Despite a huge jump in expenses and a huge slump in revenues beginning in March, it does not appear that the government has injected new deposit money into the economy. To the contrary, if the estimates are correct, it seems that the federal government has been stockpiling deposits at the Bank of Canada.


We heard that the Bank of Canada has purchased a huge amount of outstanding government securities, ranging somewhere in the $240 billion CAD range. It's true, the Bank of Canada was holding about $100 billion CAD worth of bonds and treasuries at the beginning of the year. But, as of September, the balance is about $344 billion CAD.


That being said, the majority of this balance was purchased in the secondary market, resulting in a lot of deposits being created for members of Payments Canada like banks. In fact, there were over $337 billion CAD worth of deposits held by these members in September, up from $250 million CAD at the beginning of the year. Meanwhile, the government is holding just over $81 billion CAD, up from about $25 billion CAD at the beginning of the year.

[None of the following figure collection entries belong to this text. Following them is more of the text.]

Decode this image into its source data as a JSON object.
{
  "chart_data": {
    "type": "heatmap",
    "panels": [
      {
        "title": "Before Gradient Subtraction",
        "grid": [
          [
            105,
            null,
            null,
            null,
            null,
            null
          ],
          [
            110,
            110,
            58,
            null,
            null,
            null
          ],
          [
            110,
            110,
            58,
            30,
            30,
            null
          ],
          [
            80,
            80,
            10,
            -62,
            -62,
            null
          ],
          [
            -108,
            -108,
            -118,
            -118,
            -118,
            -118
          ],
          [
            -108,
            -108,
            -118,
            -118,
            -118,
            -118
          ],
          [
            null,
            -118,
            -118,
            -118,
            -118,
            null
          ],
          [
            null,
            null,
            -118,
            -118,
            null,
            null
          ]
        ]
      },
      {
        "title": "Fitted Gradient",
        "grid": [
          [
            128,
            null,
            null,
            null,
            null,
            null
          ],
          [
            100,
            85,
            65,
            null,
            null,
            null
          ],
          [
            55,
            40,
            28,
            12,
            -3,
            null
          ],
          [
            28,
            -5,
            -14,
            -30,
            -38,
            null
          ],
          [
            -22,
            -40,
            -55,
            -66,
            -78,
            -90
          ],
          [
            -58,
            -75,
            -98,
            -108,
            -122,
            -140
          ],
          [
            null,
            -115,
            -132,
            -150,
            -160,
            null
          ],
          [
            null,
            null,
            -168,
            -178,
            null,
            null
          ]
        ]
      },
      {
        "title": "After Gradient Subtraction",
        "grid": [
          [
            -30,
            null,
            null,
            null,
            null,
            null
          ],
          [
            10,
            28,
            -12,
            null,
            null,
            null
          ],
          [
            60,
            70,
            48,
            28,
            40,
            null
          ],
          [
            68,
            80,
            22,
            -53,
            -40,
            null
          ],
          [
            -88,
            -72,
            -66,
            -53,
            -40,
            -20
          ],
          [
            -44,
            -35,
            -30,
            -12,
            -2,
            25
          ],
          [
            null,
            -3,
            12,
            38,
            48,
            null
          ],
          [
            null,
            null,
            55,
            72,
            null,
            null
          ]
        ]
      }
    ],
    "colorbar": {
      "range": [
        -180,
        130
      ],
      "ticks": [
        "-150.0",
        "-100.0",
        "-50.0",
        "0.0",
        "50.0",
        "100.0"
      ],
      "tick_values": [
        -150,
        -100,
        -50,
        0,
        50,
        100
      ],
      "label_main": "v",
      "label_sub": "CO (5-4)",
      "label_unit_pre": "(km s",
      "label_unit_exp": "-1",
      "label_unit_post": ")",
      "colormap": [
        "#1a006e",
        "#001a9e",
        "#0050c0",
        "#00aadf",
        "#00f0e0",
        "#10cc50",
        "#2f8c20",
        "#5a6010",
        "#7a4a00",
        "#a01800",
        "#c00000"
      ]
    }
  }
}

The bottom line is that it appears that the Government of Canada hasn't created and injected a bunch of new money into the economy at all, despite all the social spending and debt issuance. The government appears to be stockpiling deposits in excess of the amount of securities we believe were purchased directly from the government by the Bank of Canada. That means the government's huge spending has, at least to date, been financed by tax revenues and sales of securities to the secondary market: a source of existing money.



The inflationary doomsday prophecies of inflation are likely terribly overstated. Alas, we should be worried about deflation.